I already checked alibaba. Couldn't find blu razz flavor. The flavors I did find were only available in something like 5 kilogram minimum orders, and I really think 11 pounds of flavoring powder is a little more than I need.


----------



## Sully (Jul 9, 2014)

Correction. Alibaba does have blue raspberry flavoring powder. Minimum order, 200kg. 450lbs of flavoring powder is a little overkill for home brewing a batch of preworkout.


----------



## joshck77 (Jul 9, 2014)

Sometimes u can email the person and they will work with u....if not maybe we can get some guys to go in on it and split it up lol







Lil' Sully said:


> Correction. Alibaba does have blue raspberry flavoring powder. Minimum order, 200kg. 450lbs of flavoring powder is a little overkill for home brewing a batch of preworkout.


----------



## Ironbuilt (Jul 10, 2014)

Alibaba...lmfao... 50$ ems shippng.. very cost effective. !  

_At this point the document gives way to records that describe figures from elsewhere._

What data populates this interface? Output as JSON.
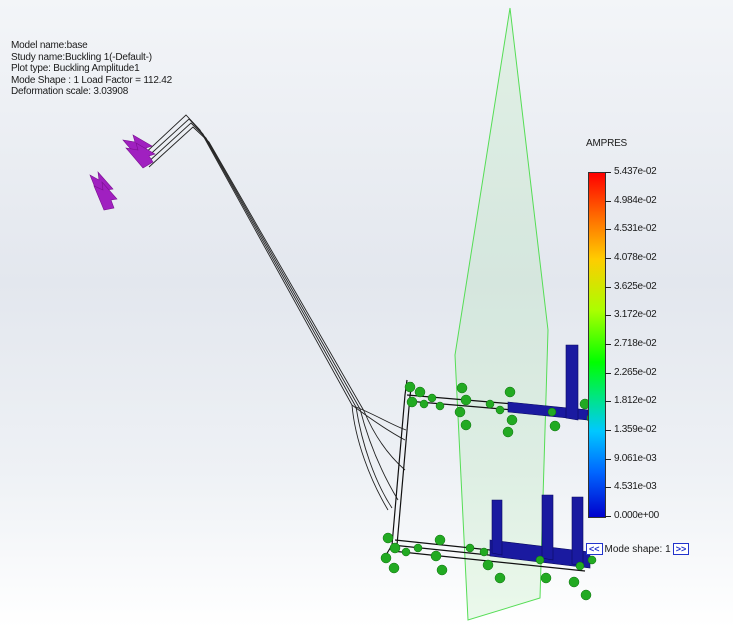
{
  "info": {
    "model_name": "Model name:base",
    "study_name": "Study name:Buckling 1(-Default-)",
    "plot_type": "Plot type: Buckling Amplitude1",
    "mode_shape": "Mode Shape : 1  Load Factor = 112.42",
    "deformation_scale": "Deformation scale: 3.03908"
  },
  "legend": {
    "title": "AMPRES",
    "labels": [
      "5.437e-02",
      "4.984e-02",
      "4.531e-02",
      "4.078e-02",
      "3.625e-02",
      "3.172e-02",
      "2.718e-02",
      "2.265e-02",
      "1.812e-02",
      "1.359e-02",
      "9.061e-03",
      "4.531e-03",
      "0.000e+00"
    ],
    "colors": {
      "max": "#ff0000",
      "mid": "#00ff00",
      "min": "#0000cc"
    }
  },
  "mode_nav": {
    "prev": "<<",
    "label": "Mode shape: 1",
    "next": ">>"
  },
  "colors": {
    "background": "#eef1f5",
    "plane_edge": "#55dd55",
    "frame_blue": "#1a1aa0",
    "fixture_green": "#22aa22",
    "load_arrow": "#a020c0",
    "wire": "#222222"
  }
}
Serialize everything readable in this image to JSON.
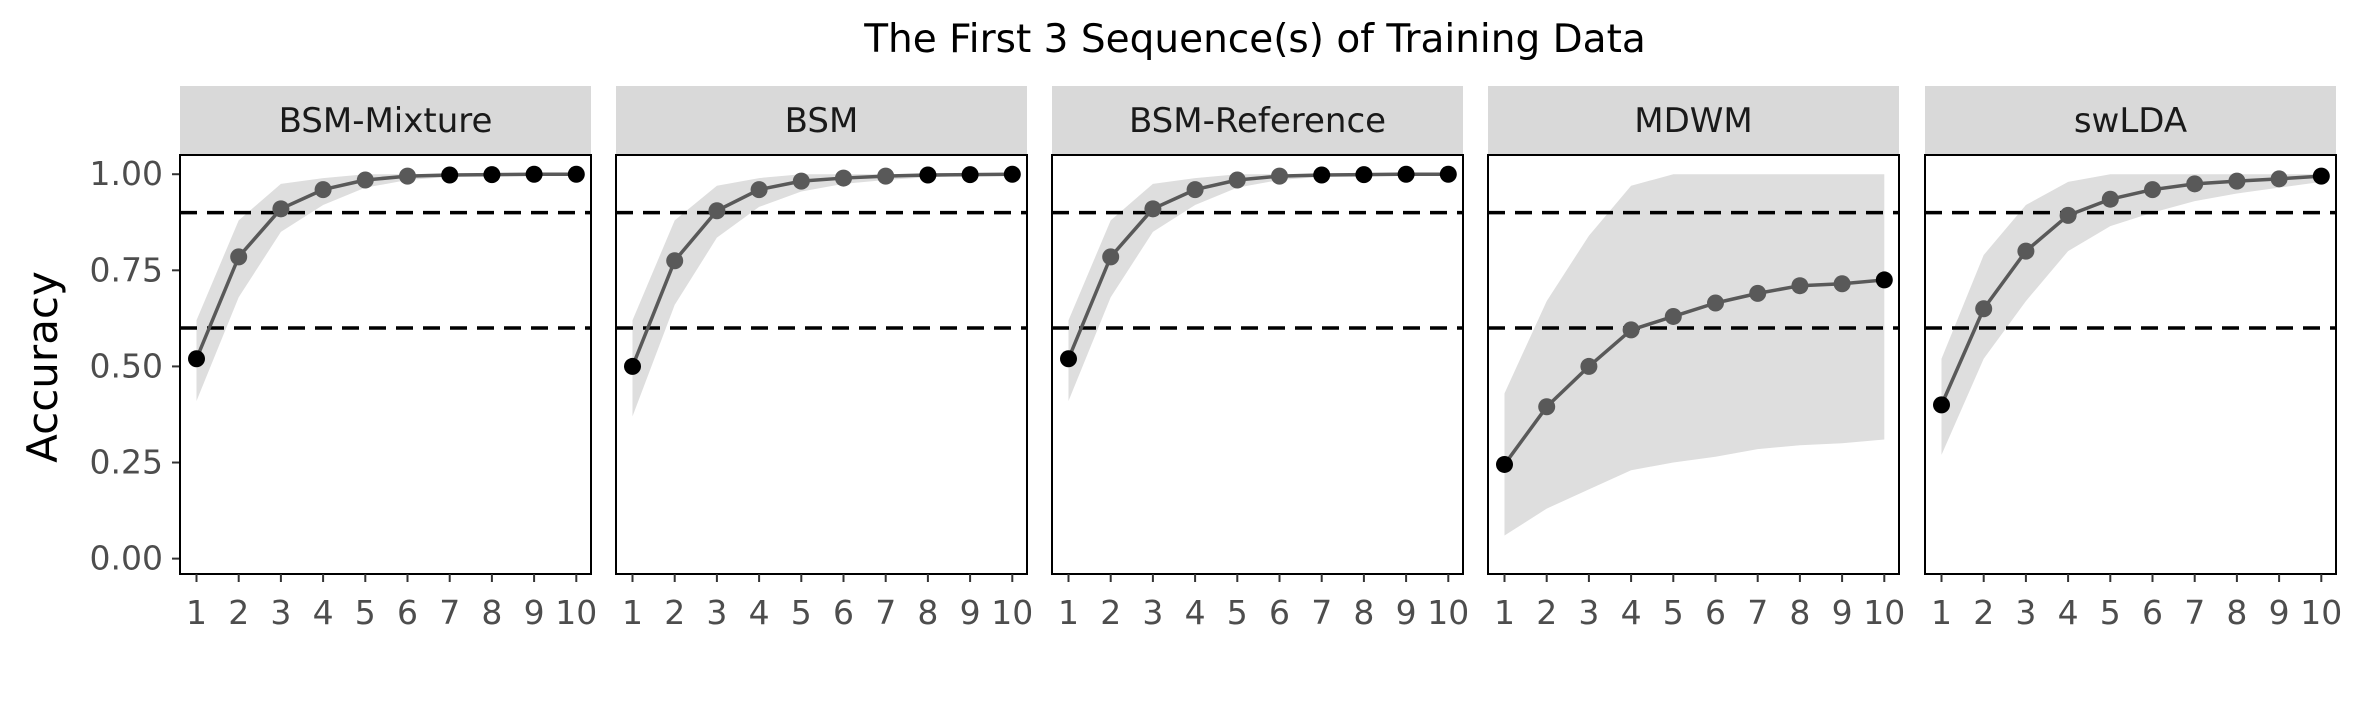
{
  "chart_data": {
    "type": "line",
    "title": "The First 3 Sequence(s) of Training Data",
    "xlabel": "",
    "ylabel": "Accuracy",
    "x": [
      1,
      2,
      3,
      4,
      5,
      6,
      7,
      8,
      9,
      10
    ],
    "x_tick_labels": [
      "1",
      "2",
      "3",
      "4",
      "5",
      "6",
      "7",
      "8",
      "9",
      "10"
    ],
    "y_ticks": [
      0.0,
      0.25,
      0.5,
      0.75,
      1.0
    ],
    "y_tick_labels": [
      "0.00",
      "0.25",
      "0.50",
      "0.75",
      "1.00"
    ],
    "ylim": [
      -0.04,
      1.05
    ],
    "xlim": [
      0.6,
      10.4
    ],
    "reference_lines": [
      0.6,
      0.9
    ],
    "grid": false,
    "panels": [
      {
        "name": "BSM-Mixture",
        "mean": [
          0.52,
          0.785,
          0.91,
          0.96,
          0.985,
          0.995,
          0.998,
          0.999,
          1.0,
          1.0
        ],
        "lower": [
          0.41,
          0.68,
          0.85,
          0.92,
          0.965,
          0.985,
          0.993,
          0.997,
          0.999,
          1.0
        ],
        "upper": [
          0.62,
          0.88,
          0.975,
          0.99,
          1.0,
          1.0,
          1.0,
          1.0,
          1.0,
          1.0
        ]
      },
      {
        "name": "BSM",
        "mean": [
          0.5,
          0.775,
          0.905,
          0.96,
          0.982,
          0.99,
          0.995,
          0.998,
          0.999,
          1.0
        ],
        "lower": [
          0.37,
          0.66,
          0.835,
          0.915,
          0.955,
          0.975,
          0.985,
          0.992,
          0.996,
          0.998
        ],
        "upper": [
          0.62,
          0.88,
          0.97,
          0.99,
          1.0,
          1.0,
          1.0,
          1.0,
          1.0,
          1.0
        ]
      },
      {
        "name": "BSM-Reference",
        "mean": [
          0.52,
          0.785,
          0.91,
          0.96,
          0.985,
          0.995,
          0.998,
          0.999,
          1.0,
          1.0
        ],
        "lower": [
          0.41,
          0.68,
          0.85,
          0.92,
          0.965,
          0.985,
          0.993,
          0.997,
          0.999,
          1.0
        ],
        "upper": [
          0.62,
          0.88,
          0.975,
          0.99,
          1.0,
          1.0,
          1.0,
          1.0,
          1.0,
          1.0
        ]
      },
      {
        "name": "MDWM",
        "mean": [
          0.245,
          0.395,
          0.5,
          0.595,
          0.63,
          0.665,
          0.69,
          0.71,
          0.715,
          0.725
        ],
        "lower": [
          0.06,
          0.13,
          0.18,
          0.23,
          0.25,
          0.265,
          0.285,
          0.295,
          0.3,
          0.31
        ],
        "upper": [
          0.43,
          0.67,
          0.84,
          0.97,
          1.0,
          1.0,
          1.0,
          1.0,
          1.0,
          1.0
        ]
      },
      {
        "name": "swLDA",
        "mean": [
          0.4,
          0.65,
          0.8,
          0.893,
          0.935,
          0.96,
          0.975,
          0.982,
          0.988,
          0.995
        ],
        "lower": [
          0.27,
          0.52,
          0.67,
          0.8,
          0.865,
          0.9,
          0.93,
          0.95,
          0.965,
          0.98
        ],
        "upper": [
          0.52,
          0.79,
          0.92,
          0.98,
          1.0,
          1.0,
          1.0,
          1.0,
          1.0,
          1.0
        ]
      }
    ]
  },
  "colors": {
    "line": "#595959",
    "point_dark": "#000000",
    "point_mid": "#595959",
    "ribbon": "#dedede",
    "strip_bg": "#d9d9d9",
    "panel_border": "#000000",
    "ref_line": "#000000"
  }
}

911 -911  new product.!!!!!  Called koolaid   thin packs u add sugar and water to..

Or.
http://www.bluepacificflavors.com/index

Or.. buy citric acid powder aka " vitamin c raw"   and loranne oil flavor extract.  Make whatever flavor  sour u want. 

15 $  paypal due now .


----------



## silverback66 (Jul 17, 2014)

Also this..  No blue raspberry but they have other flavors 

https://www.mrsupps.com/ProductCategories/14/Extreme+Flavors/


----------



## Sully (Jul 18, 2014)

Can't believe I forgot about that place. Might try the watermelon and limeade.


----------